“If I asked you to kill me, would you?”
Bass guitarist Sid Vicious (Gary Oldman) falls for a whining junkie (Chloe Webb) who sends them both on a downward spiral towards lethal violence.
Genres, Themes, Actors, and Directors:
- Alcoholism and Drug Addiction
- Flashback Films
- Obsessive Love
Having recently reread Deborah Spungen’s heartbreaking account of her struggles to raise Nancy Spungen — the chaotically disturbed girl who gained infamy as punk rocker Sid Vicious’s slain girlfriend — I was curious to view Alex Cox’s cult film about the couple (which Spungen insists she’s never watched). (The film was also soundly disavowed by Sex Pistols lead singer Johnny Rotten, who claims he wasn’t consulted and that the film got everything “all wrong”.) Nearly three decades after “nauseating Nancy”‘s death by stabbing in New York’s Chelsea Hotel, the story holds some morbid fascination, but will likely only be of interest to true fans of early punk. On its own, it’s a challenging film to sit through, given its inherently unlikable protagonists: sure, Oldman and Webb give fine performances as the duo Roger Ebert referred to as the “Romeo and Juliet of punk”, but why should we care about their painfully dysfunctional existence?

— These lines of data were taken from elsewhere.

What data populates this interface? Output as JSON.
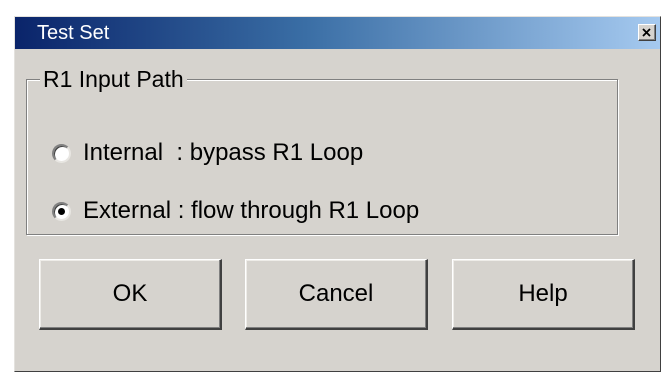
{
  "window": {
    "title": "Test Set"
  },
  "group": {
    "label": "R1 Input Path",
    "options": [
      {
        "label": "Internal  : bypass R1 Loop",
        "selected": false
      },
      {
        "label": "External : flow through R1 Loop",
        "selected": true
      }
    ]
  },
  "buttons": {
    "ok": "OK",
    "cancel": "Cancel",
    "help": "Help"
  },
  "colors": {
    "titlebar_start": "#0a246a",
    "titlebar_end": "#a6caf0",
    "face": "#d6d3ce"
  },
  "icons": {
    "close": "close-icon",
    "radio_on": "radio-selected",
    "radio_off": "radio-unselected"
  }
}
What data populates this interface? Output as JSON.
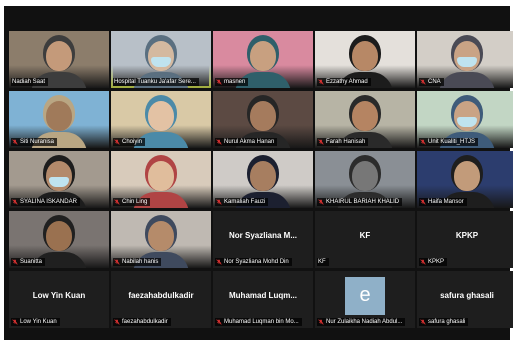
{
  "app": {
    "name": "Zoom Gallery View"
  },
  "colors": {
    "active_border": "#c9d84a",
    "window_bg": "#111111",
    "tile_bg": "#1e1e1e",
    "muted_mic": "#e03333"
  },
  "participants": [
    {
      "name": "Nadiah Saat",
      "muted": false,
      "video": true,
      "bg": "#8c7d6b",
      "skin": "#c49a7a",
      "cloth": "#3d3d3d"
    },
    {
      "name": "Hospital Tuanku Ja'afar Sere...",
      "muted": false,
      "video": true,
      "active": true,
      "bg": "#b8c0c8",
      "skin": "#d4b9a0",
      "cloth": "#5a6f80",
      "mask": true
    },
    {
      "name": "masnen",
      "muted": true,
      "video": true,
      "bg": "#d98a9f",
      "skin": "#c8a080",
      "cloth": "#2f5f6a"
    },
    {
      "name": "Ezzathy Ahmad",
      "muted": true,
      "video": true,
      "bg": "#e4e0db",
      "skin": "#b78866",
      "cloth": "#1c1c1c"
    },
    {
      "name": "CNA",
      "muted": true,
      "video": true,
      "bg": "#d3cec7",
      "skin": "#c9a385",
      "cloth": "#4a4a55",
      "mask": true
    },
    {
      "name": "Siti Nuranisa",
      "muted": true,
      "video": true,
      "bg": "#7fb2d4",
      "skin": "#a07a5a",
      "cloth": "#b9a683"
    },
    {
      "name": "Choiyin",
      "muted": true,
      "video": true,
      "bg": "#d9c9a6",
      "skin": "#e3c2a4",
      "cloth": "#4b8aa8"
    },
    {
      "name": "Nurul Akma Hanan",
      "muted": true,
      "video": true,
      "bg": "#5c4a43",
      "skin": "#a57b5d",
      "cloth": "#262626"
    },
    {
      "name": "Farah Hanisah",
      "muted": true,
      "video": true,
      "bg": "#b7b4a5",
      "skin": "#b58462",
      "cloth": "#2a2a2a"
    },
    {
      "name": "Unit Kualiti_HTJS",
      "muted": true,
      "video": true,
      "bg": "#c2d6c4",
      "skin": "#c9a385",
      "cloth": "#3e5b7a",
      "mask": true
    },
    {
      "name": "SYALINA ISKANDAR",
      "muted": true,
      "video": true,
      "bg": "#a39a8f",
      "skin": "#b38a6b",
      "cloth": "#1d1d1d",
      "mask": true
    },
    {
      "name": "Chin Ling",
      "muted": true,
      "video": true,
      "bg": "#d8cbbb",
      "skin": "#e0bd9c",
      "cloth": "#b04444"
    },
    {
      "name": "Kamaliah Fauzi",
      "muted": true,
      "video": true,
      "bg": "#cfcbc7",
      "skin": "#a77e60",
      "cloth": "#1c2030"
    },
    {
      "name": "KHAIRUL BARIAH KHALID",
      "muted": true,
      "video": true,
      "bg": "#8a8f95",
      "skin": "#777777",
      "cloth": "#2c2c2c"
    },
    {
      "name": "Haifa Mansor",
      "muted": true,
      "video": true,
      "bg": "#2c3d6e",
      "skin": "#c29b7a",
      "cloth": "#1e1e1e"
    },
    {
      "name": "Suanitta",
      "muted": true,
      "video": true,
      "bg": "#7a7471",
      "skin": "#9a7150",
      "cloth": "#202020"
    },
    {
      "name": "Nabilah hanis",
      "muted": true,
      "video": true,
      "bg": "#bfb9b2",
      "skin": "#b58b6a",
      "cloth": "#3f4a5e"
    },
    {
      "name": "Nor Syazliana Mohd Din",
      "display": "Nor Syazliana M...",
      "muted": true,
      "video": false
    },
    {
      "name": "KF",
      "display": "KF",
      "muted": false,
      "video": false
    },
    {
      "name": "KPKP",
      "display": "KPKP",
      "muted": true,
      "video": false
    },
    {
      "name": "Low Yin Kuan",
      "display": "Low Yin Kuan",
      "muted": true,
      "video": false
    },
    {
      "name": "faezahabdulkadir",
      "display": "faezahabdulkadir",
      "muted": true,
      "video": false
    },
    {
      "name": "Muhamad Luqman bin Mo...",
      "display": "Muhamad Luqm...",
      "muted": true,
      "video": false
    },
    {
      "name": "Nur Zulaikha Nadiah Abdul...",
      "avatar": "e",
      "muted": true,
      "video": false
    },
    {
      "name": "safura ghasali",
      "display": "safura ghasali",
      "muted": true,
      "video": false
    }
  ]
}
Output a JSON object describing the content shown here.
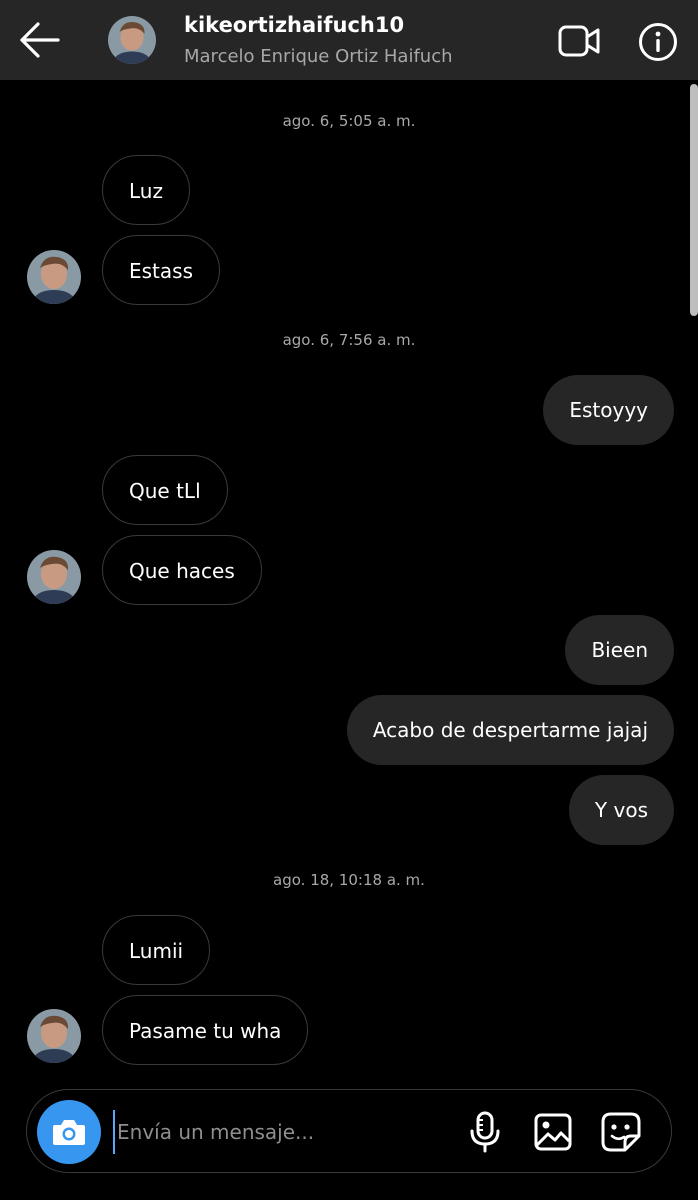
{
  "header": {
    "username": "kikeortizhaifuch10",
    "full_name": "Marcelo Enrique Ortiz Haifuch",
    "back_icon": "arrow-left-icon",
    "video_icon": "video-camera-icon",
    "info_icon": "info-icon"
  },
  "timestamps": [
    "ago. 6, 5:05 a. m.",
    "ago. 6, 7:56 a. m.",
    "ago. 18, 10:18 a. m."
  ],
  "messages": [
    {
      "sender": "them",
      "text": "Luz"
    },
    {
      "sender": "them",
      "text": "Estass"
    },
    {
      "sender": "me",
      "text": "Estoyyy"
    },
    {
      "sender": "them",
      "text": "Que tLl"
    },
    {
      "sender": "them",
      "text": "Que haces"
    },
    {
      "sender": "me",
      "text": "Bieen"
    },
    {
      "sender": "me",
      "text": "Acabo de despertarme jajaj"
    },
    {
      "sender": "me",
      "text": "Y vos"
    },
    {
      "sender": "them",
      "text": "Lumii"
    },
    {
      "sender": "them",
      "text": "Pasame tu wha"
    }
  ],
  "composer": {
    "placeholder": "Envía un mensaje...",
    "value": "",
    "icons": [
      "camera-icon",
      "microphone-icon",
      "gallery-icon",
      "sticker-icon"
    ]
  },
  "colors": {
    "background": "#000000",
    "header": "#262626",
    "outgoing_bubble": "#262626",
    "incoming_border": "#3a3a3a",
    "accent": "#3797f0",
    "secondary_text": "#a8a8a8"
  }
}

Redeeming Qualities and Moments:
- Gary Oldman as Sid Vicious
- Chloe Webb as Nancy Spungen
- Authentically gritty sets
- Roger Deakins’ cinematography
No, though it’s worth a look as a cult flick. Peary’s clearly a big fan, given that he lists this title as a Cult Movie, a film with Historical Importance, and a Personal Recommendation in the back of his book. He also nominates it as one of the Best Movies of the Year in his Alternate Oscars, and nominates both Oldman and Webb for their performances.